Hamilton hospitals have been grappling with high numbers of staff and doctors self-isolating. Though it’s not broken down by hospital, Hamilton Health Sciences was missing 371 of its employees as of April 14.

“Our staff are getting sick and need to isolate themselves,” Mikrogianakis said.

Both Public Health Ontario and Mikrogianakis provide the same reasons for the increasing number of infections in children.

“We have started to open up our society and we have reduced our mask requirement,” said Mikrogianakis. “We have more freedom and are returning to normal.”

Public Health Ontario directly linked mask removal to a factor in the rise of the sixth wave and recommended it be made mandatory again in public settings, including schools.

It advised a cautious approach because “there are gaps in surveillance data to inform timely public health actions related to Ontario’s pediatric population.”

The Hamilton-Wentworth Borough School Board has also issued open letters to the city’s Department of Education and the City’s Health Department calling for the mask requirement to be reinstated.

In the absence of a mandate, Mikrogianakis said, each family must decide for itself what to prioritize.

“Every decision has a consequence that comes with it,” said Mikrogianakis.

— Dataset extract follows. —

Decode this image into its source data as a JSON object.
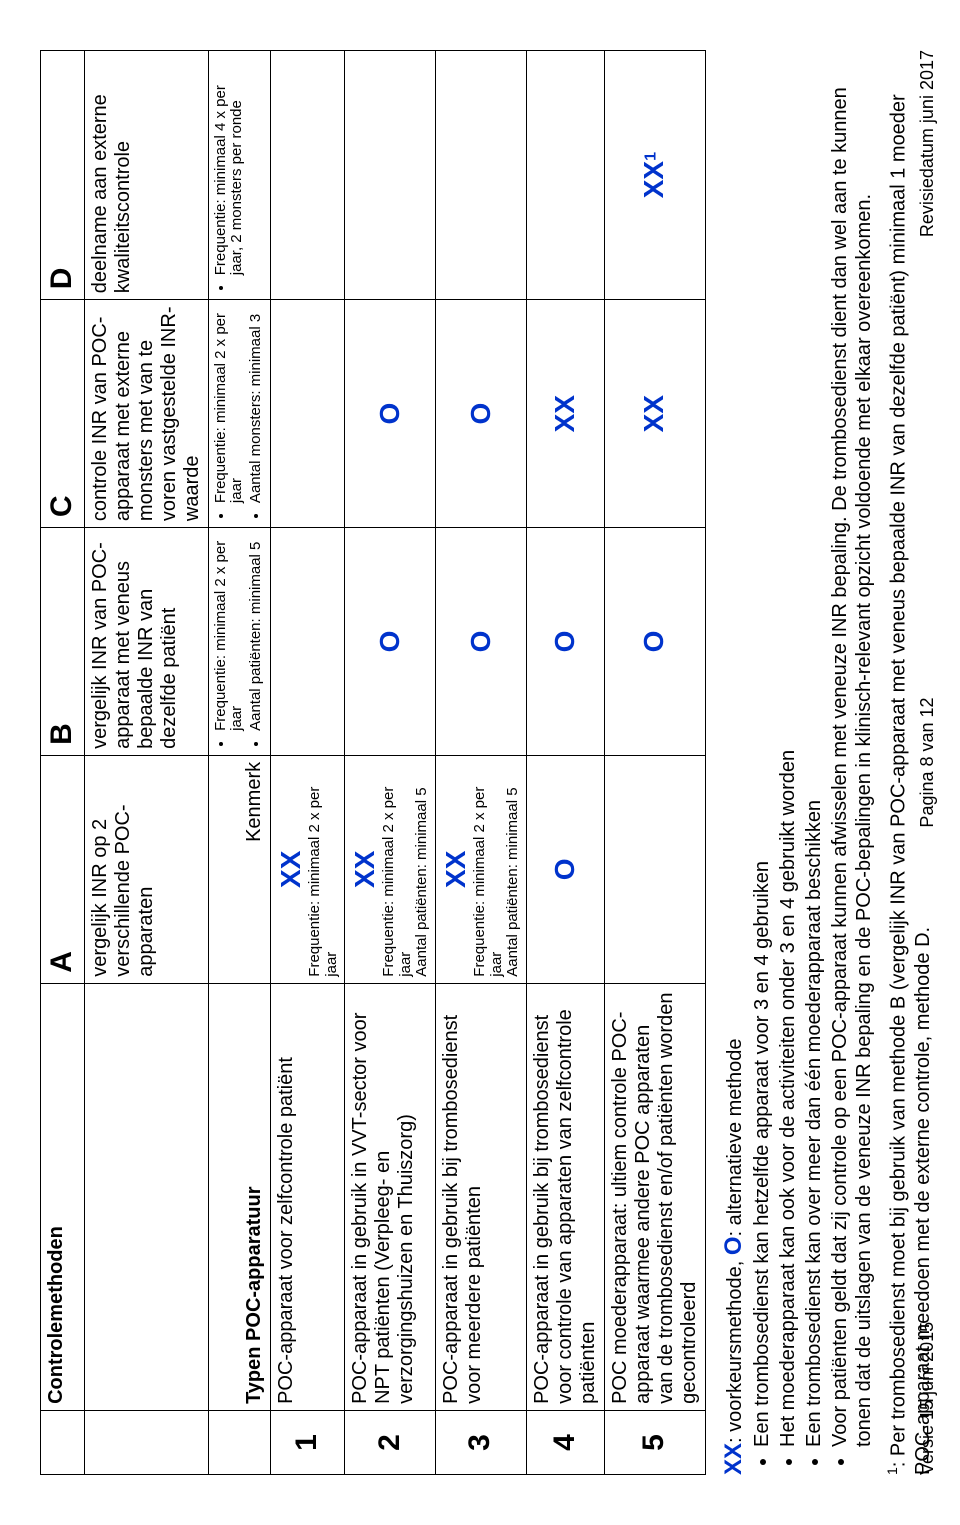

For those who don’t want to wear masks: “With this COVID and how contagious it is, there’s a very good chance it will get into your home and you’ll get the disease. The good news is that (children) don’t get seriously ill,” he said.

For those who don’t want to get COVID: “If you don’t want your child to get sick, you can minimize it by wearing a mask. Make sure everyone who can be vaccinated can be vaccinated,” Mikrogianakis said.

Public Health Ontario also addressed low childhood immunization coverage. There is no COVID vaccination for children under the age of five. Uptake is low in people aged five to 11, with only one in two receiving one dose and one in three receiving two doses. Among 12- to 17-year-olds, only 14 percent received their third booster shot.

“From a pediatrician’s perspective, all of the vaccines that we offer children are safe and one of the most effective public health measures that we have, and that includes the COVID vaccine,” Mikrogianakis said. “We think that if they get COVID now, it’s a safe and effective way to minimize their illness and to make sure they have as mild illness as possible.”